Two of the three of my children got whooping cough even though they received the shot to protect them from it,66% not very good protection if you ask me.
Then again they don't have smallpox
I am old enough to remember childhood illnesses sweeping through our school and every kid getting everything--measles, chicken pox, mumps, whooping cough. We got it all, because there were no shots for those yet. It was common for kids to lose weeks of school every year in waves.
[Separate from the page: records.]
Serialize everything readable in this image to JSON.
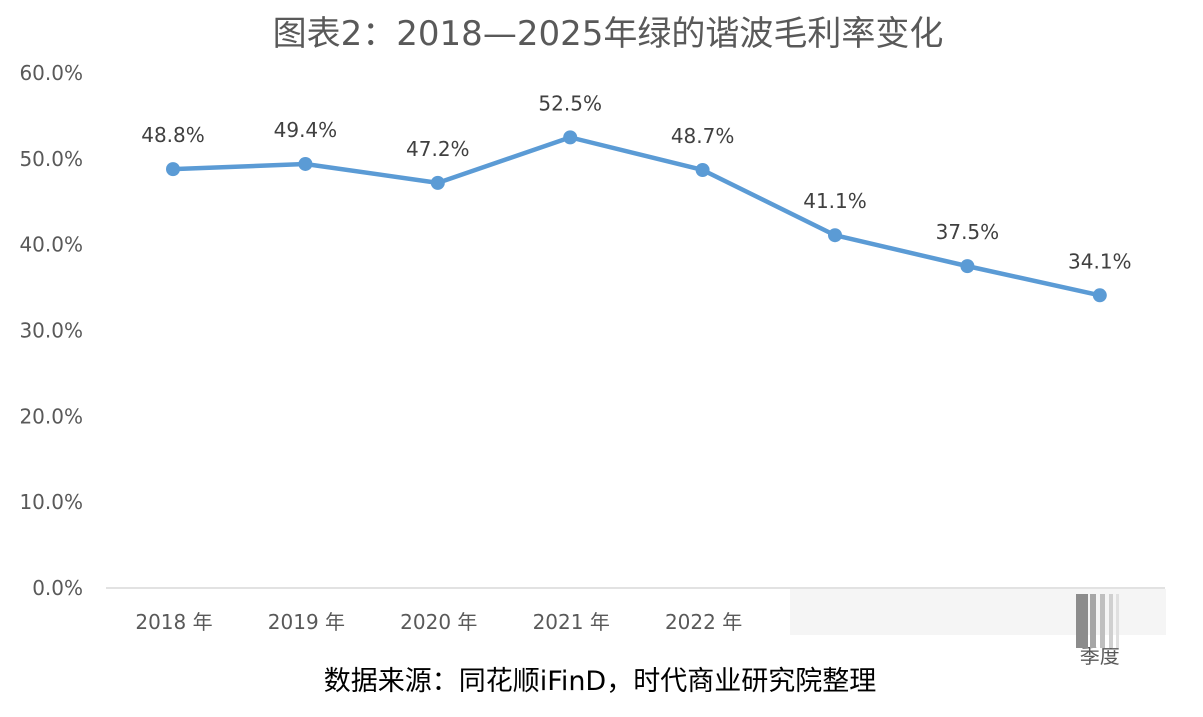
{
  "chart_data": {
    "type": "line",
    "title": "图表2：2018—2025年绿的谐波毛利率变化",
    "categories": [
      "2018 年",
      "2019 年",
      "2020 年",
      "2021 年",
      "2022 年",
      "",
      "",
      "季度"
    ],
    "series": [
      {
        "values": [
          48.8,
          49.4,
          47.2,
          52.5,
          48.7,
          41.1,
          37.5,
          34.1
        ],
        "labels": [
          "48.8%",
          "49.4%",
          "47.2%",
          "52.5%",
          "48.7%",
          "41.1%",
          "37.5%",
          "34.1%"
        ],
        "color": "#5B9BD5"
      }
    ],
    "yticks": [
      "0.0%",
      "10.0%",
      "20.0%",
      "30.0%",
      "40.0%",
      "50.0%",
      "60.0%"
    ],
    "ylim": [
      0,
      60
    ],
    "grid": false,
    "legend": "none"
  },
  "source_note": "数据来源：同花顺iFinD，时代商业研究院整理",
  "colors": {
    "line": "#5B9BD5",
    "axis": "#D9D9D9",
    "title": "#595959",
    "tick": "#595959",
    "label": "#404040"
  }
}
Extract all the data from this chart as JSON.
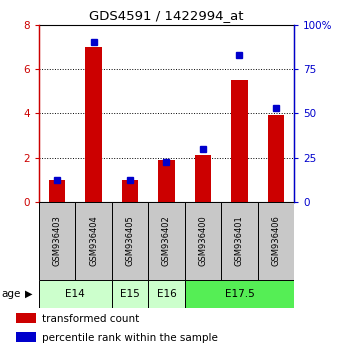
{
  "title": "GDS4591 / 1422994_at",
  "samples": [
    "GSM936403",
    "GSM936404",
    "GSM936405",
    "GSM936402",
    "GSM936400",
    "GSM936401",
    "GSM936406"
  ],
  "red_values": [
    1.0,
    7.0,
    1.0,
    1.9,
    2.1,
    5.5,
    3.9
  ],
  "blue_values": [
    12.5,
    90.0,
    12.5,
    22.5,
    30.0,
    83.0,
    53.0
  ],
  "age_groups": [
    {
      "label": "E14",
      "start": 0,
      "end": 2,
      "color": "#ccffcc"
    },
    {
      "label": "E15",
      "start": 2,
      "end": 3,
      "color": "#ccffcc"
    },
    {
      "label": "E16",
      "start": 3,
      "end": 4,
      "color": "#ccffcc"
    },
    {
      "label": "E17.5",
      "start": 4,
      "end": 7,
      "color": "#55ee55"
    }
  ],
  "ylim_left": [
    0,
    8
  ],
  "ylim_right": [
    0,
    100
  ],
  "yticks_left": [
    0,
    2,
    4,
    6,
    8
  ],
  "ytick_labels_left": [
    "0",
    "2",
    "4",
    "6",
    "8"
  ],
  "yticks_right": [
    0,
    25,
    50,
    75,
    100
  ],
  "ytick_labels_right": [
    "0",
    "25",
    "50",
    "75",
    "100%"
  ],
  "left_axis_color": "#cc0000",
  "right_axis_color": "#0000cc",
  "red_color": "#cc0000",
  "blue_color": "#0000cc",
  "bg_color": "#ffffff",
  "sample_bg": "#c8c8c8",
  "grid_dotted_at": [
    2,
    4,
    6
  ],
  "age_label": "age",
  "legend_items": [
    {
      "label": "transformed count",
      "color": "#cc0000"
    },
    {
      "label": "percentile rank within the sample",
      "color": "#0000cc"
    }
  ]
}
My daughter and her friends have never had any of the things that we all got.
But not polio or smallpox! They already were vaccinating us for those. In the 60s and 70s it was unthinkable to not get your kids vaccinated-- they did it at school and everyone lined up and got them. I think there were one or two kids in the school who had letters from home saying they were not to get the shots. We did not know why, but it was probably religious. Certainly not due to any stupid movie star--with no science or medical background-- saying they were not sure the shots were safe.
[1]Vaccines are not 100% effective, if the disease is around. That would be like never being exposed to the disease at all. Clearly your kids were exposed to the disease. If they had not been vaccinated, and then were exposed, they all would have gotten sick, and probably much sicker than they were. (Depends on how bad the case was--I am assuming and hoping that they were okay.)
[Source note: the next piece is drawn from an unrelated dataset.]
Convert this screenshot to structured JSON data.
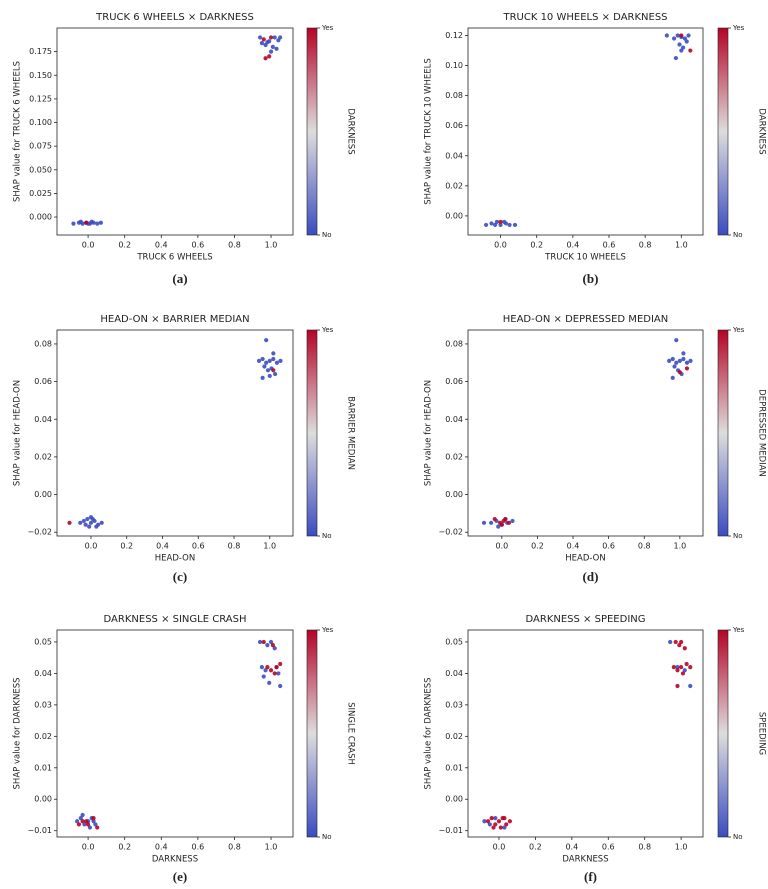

Vaccines are not only about individual protection, although they have to be marketed that way to make sure enough people get them.
[2] Vaccines are about statistics and critical mass.
Some people who are exposed will get sick, not matter how many people get vaccinated. But they will be less sick, and far fewer people will get sick than if nobody was vaccinated. Eventually, so few people in the population are getting really sick that the disease germs don't reach a critical mass and die out due to lack of hosts to spread it around.
If enough people in a population are vaccinated, the disease dies out that much quicker. But some diseases, like the flu, change every season instead of completely dying out, so we have to keep on getting the shots.
This is my lay person understanding, anyway.